In this SO discussion, one of the answers suggested setting antialiased=False, which I saw is also used in your example code. But I don't think that applies in your case, since the artifacts we see here are likely not aliasing artifacts [ref], but artifacts caused by intersecting bounding boxes (if I understood the discussion correctly). In the simpler example, the most visible artifact (the red one in the front) can be illustrated as below:

 0------------10------------10
 |  polygon1  |   polygon2   |
 |  (inside)  |   (outside)  |
10------------10------------ 0
# polygon1 should not be visible, but is still rendered.
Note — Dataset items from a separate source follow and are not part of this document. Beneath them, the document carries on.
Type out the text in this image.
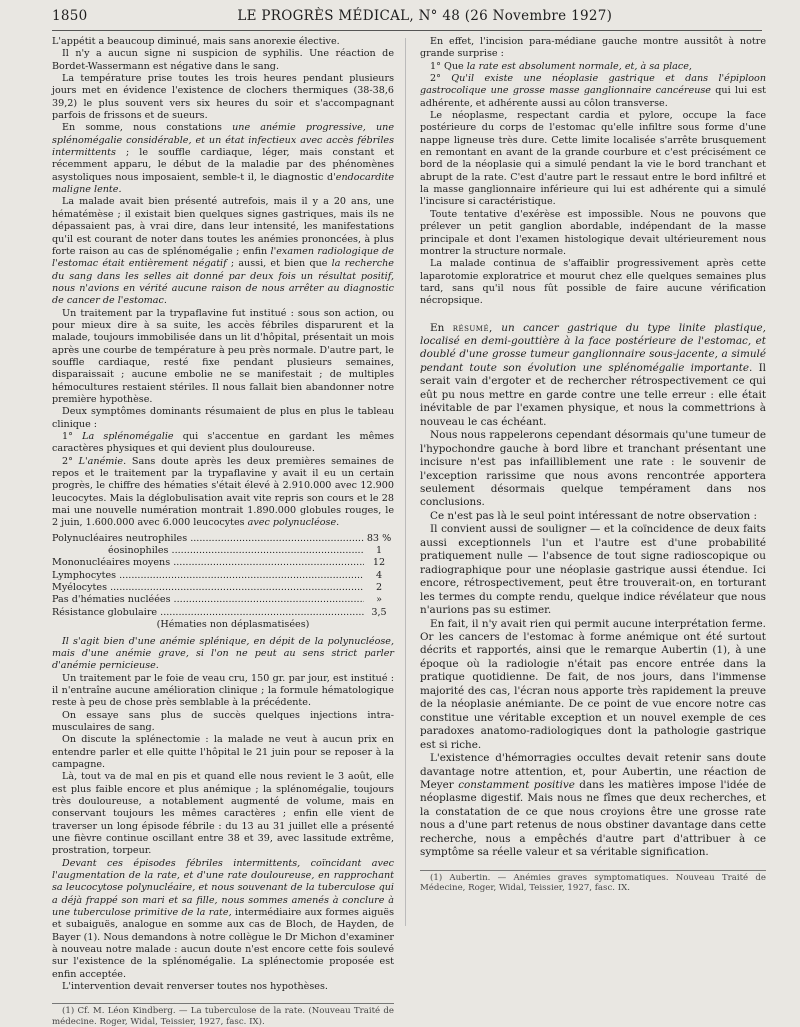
1850	LE PROGRÈS MÉDICAL, N° 48 (26 Novembre 1927)

L'appétit a beaucoup diminué, mais sans anorexie élective.

Il n'y a aucun signe ni suspicion de syphilis. Une réaction de Bordet-Wassermann est négative dans le sang.

La température prise toutes les trois heures pendant plusieurs jours met en évidence l'existence de clochers thermiques (38-38,6 39,2) le plus souvent vers six heures du soir et s'accompagnant parfois de frissons et de sueurs.

En somme, nous constations une anémie progressive, une splénomégalie considérable, et un état infectieux avec accès fébriles intermittents ; le souffle cardiaque, léger, mais constant et récemment apparu, le début de la maladie par des phénomènes asystoliques nous imposaient, semble-t il, le diagnostic d'endocardite maligne lente.

La malade avait bien présenté autrefois, mais il y a 20 ans, une hématémèse ; il existait bien quelques signes gastriques, mais ils ne dépassaient pas, à vrai dire, dans leur intensité, les manifestations qu'il est courant de noter dans toutes les anémies prononcées, à plus forte raison au cas de splénomégalie ; enfin l'examen radiologique de l'estomac était entièrement négatif ; aussi, et bien que la recherche du sang dans les selles ait donné par deux fois un résultat positif, nous n'avions en vérité aucune raison de nous arrêter au diagnostic de cancer de l'estomac.

Un traitement par la trypaflavine fut institué : sous son action, ou pour mieux dire à sa suite, les accès fébriles disparurent et la malade, toujours immobilisée dans un lit d'hôpital, présentait un mois après une courbe de température à peu près normale. D'autre part, le souffle cardiaque, resté fixe pendant plusieurs semaines, disparaissait ; aucune embolie ne se manifestait ; de multiples hémocultures restaient stériles. Il nous fallait bien abandonner notre première hypothèse.

Deux symptômes dominants résumaient de plus en plus le tableau clinique :

1° La splénomégalie qui s'accentue en gardant les mêmes caractères physiques et qui devient plus douloureuse.

2° L'anémie. Sans doute après les deux premières semaines de repos et le traitement par la trypaflavine y avait il eu un certain progrès, le chiffre des hématies s'était élevé à 2.910.000 avec 12.900 leucocytes. Mais la déglobulisation avait vite repris son cours et le 28 mai une nouvelle numération montrait 1.890.000 globules rouges, le 2 juin, 1.600.000 avec 6.000 leucocytes avec polynucléose.

Polynucléaires neutrophiles .....	83 %
éosinophiles .....	1
Mononucléaires moyens .....	12
Lymphocytes .....	4
Myélocytes .....	2
Pas d'hématies nucléées .....	»
Résistance globulaire .....	3,5
(Hématies non déplasmatisées)

Il s'agit bien d'une anémie splénique, en dépit de la polynucléose, mais d'une anémie grave, si l'on ne peut au sens strict parler d'anémie pernicieuse.

Un traitement par le foie de veau cru, 150 gr. par jour, est institué : il n'entraîne aucune amélioration clinique ; la formule hématologique reste à peu de chose près semblable à la précédente.

On essaye sans plus de succès quelques injections intra-musculaires de sang.

On discute la splénectomie : la malade ne veut à aucun prix en entendre parler et elle quitte l'hôpital le 21 juin pour se reposer à la campagne.

Là, tout va de mal en pis et quand elle nous revient le 3 août, elle est plus faible encore et plus anémique ; la splénomégalie, toujours très douloureuse, a notablement augmenté de volume, mais en conservant toujours les mêmes caractères ; enfin elle vient de traverser un long épisode fébrile : du 13 au 31 juillet elle a présenté une fièvre continue oscillant entre 38 et 39, avec lassitude extrême, prostration, torpeur.

Devant ces épisodes fébriles intermittents, coïncidant avec l'augmentation de la rate, et d'une rate douloureuse, en rapprochant sa leucocytose polynucléaire, et nous souvenant de la tuberculose qui a déjà frappé son mari et sa fille, nous sommes amenés à conclure à une tuberculose primitive de la rate, intermédiaire aux formes aiguës et subaiguës, analogue en somme aux cas de Bloch, de Hayden, de Bayer (1). Nous demandons à notre collègue le Dr Michon d'examiner à nouveau notre malade : aucun doute n'est encore cette fois soulevé sur l'existence de la splénomégalie. La splénectomie proposée est enfin acceptée.

L'intervention devait renverser toutes nos hypothèses.

(1) Cf. M. Léon Kindberg. — La tuberculose de la rate. (Nouveau Traité de médecine. Roger, Widal, Teissier, 1927, fasc. IX).

En effet, l'incision para-médiane gauche montre aussitôt à notre grande surprise :

1° Que la rate est absolument normale, et, à sa place,

2° Qu'il existe une néoplasie gastrique et dans l'épiploon gastrocolique une grosse masse ganglionnaire cancéreuse qui lui est adhérente, et adhérente aussi au côlon transverse.

Le néoplasme, respectant cardia et pylore, occupe la face postérieure du corps de l'estomac qu'elle infiltre sous forme d'une nappe ligneuse très dure. Cette limite localisée s'arrête brusquement en remontant en avant de la grande courbure et c'est précisément ce bord de la néoplasie qui a simulé pendant la vie le bord tranchant et abrupt de la rate. C'est d'autre part le ressaut entre le bord infiltré et la masse ganglionnaire inférieure qui lui est adhérente qui a simulé l'incisure si caractéristique.

Toute tentative d'exérèse est impossible. Nous ne pouvons que prélever un petit ganglion abordable, indépendant de la masse principale et dont l'examen histologique devait ultérieurement nous montrer la structure normale.

La malade continua de s'affaiblir progressivement après cette laparotomie exploratrice et mourut chez elle quelques semaines plus tard, sans qu'il nous fût possible de faire aucune vérification nécropsique.

En résumé, un cancer gastrique du type linite plastique, localisé en demi-gouttière à la face postérieure de l'estomac, et doublé d'une grosse tumeur ganglionnaire sous-jacente, a simulé pendant toute son évolution une splénomégalie importante. Il serait vain d'ergoter et de rechercher rétrospectivement ce qui eût pu nous mettre en garde contre une telle erreur : elle était inévitable de par l'examen physique, et nous la commettrions à nouveau le cas échéant.

Nous nous rappelerons cependant désormais qu'une tumeur de l'hypochondre gauche à bord libre et tranchant présentant une incisure n'est pas infailliblement une rate : le souvenir de l'exception rarissime que nous avons rencontrée apportera seulement désormais quelque tempérament dans nos conclusions.

Ce n'est pas là le seul point intéressant de notre observation :

Il convient aussi de souligner — et la coïncidence de deux faits aussi exceptionnels l'un et l'autre est d'une probabilité pratiquement nulle — l'absence de tout signe radioscopique ou radiographique pour une néoplasie gastrique aussi étendue. Ici encore, rétrospectivement, peut être trouverait-on, en torturant les termes du compte rendu, quelque indice révélateur que nous n'aurions pas su estimer.

En fait, il n'y avait rien qui permit aucune interprétation ferme. Or les cancers de l'estomac à forme anémique ont été surtout décrits et rapportés, ainsi que le remarque Aubertin (1), à une époque où la radiologie n'était pas encore entrée dans la pratique quotidienne. De fait, de nos jours, dans l'immense majorité des cas, l'écran nous apporte très rapidement la preuve de la néoplasie anémiante. De ce point de vue encore notre cas constitue une véritable exception et un nouvel exemple de ces paradoxes anatomo-radiologiques dont la pathologie gastrique est si riche.

L'existence d'hémorragies occultes devait retenir sans doute davantage notre attention, et, pour Aubertin, une réaction de Meyer constamment positive dans les matières impose l'idée de néoplasme digestif. Mais nous ne fîmes que deux recherches, et la constatation de ce que nous croyions être une grosse rate nous a d'une part retenus de nous obstiner davantage dans cette recherche, nous a empêchés d'autre part d'attribuer à ce symptôme sa réelle valeur et sa véritable signification.

(1) Aubertin. — Anémies graves symptomatiques. Nouveau Traité de Médecine, Roger, Widal, Teissier, 1927, fasc. IX.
And I found that adjusting rcount and ccount seem to produce a better result given your data:

image

Below is the code. Note here! Large rcount and ccount will be heavier computationally, and may take up memory resources, so I would suggest increasing the params in steps, experimenting along the way before jumping to a large value.

import pandas as pd
import numpy as np
import matplotlib.pyplot as plt

open_cone_wb = pd.read_excel("open.xlsx")
open_cone_z = open_cone_wb.to_numpy()[:, :1000]

xresolution =1
zresolution =1
NX = 1000
NY = 1000

xstart = -NX / 2 * xresolution
xend = NX / 2 * xresolution
ystart = -NY / 2 * zresolution
yend = NY / 2 * zresolution

X = np.arange(xstart, xend, xresolution)
Y = np.arange(ystart, yend, zresolution)
X, Y = np.meshgrid(Y, X)
print(X.shape, Y.shape)

fig = plt.figure(figsize=(10, 4))

ax1 = fig.add_subplot(111, projection='3d')
open_surf = ax1.plot_surface(X, Y, open_cone_z, cmap='jet',
                             linewidth=0, rcount=1000, ccount=1000)
ax1.set_zlim(-100, 300)

plt.show()

Hope it helps.

leahwang1962 commented 1 day ago

Now the artifacts are gone. Thanks a lot.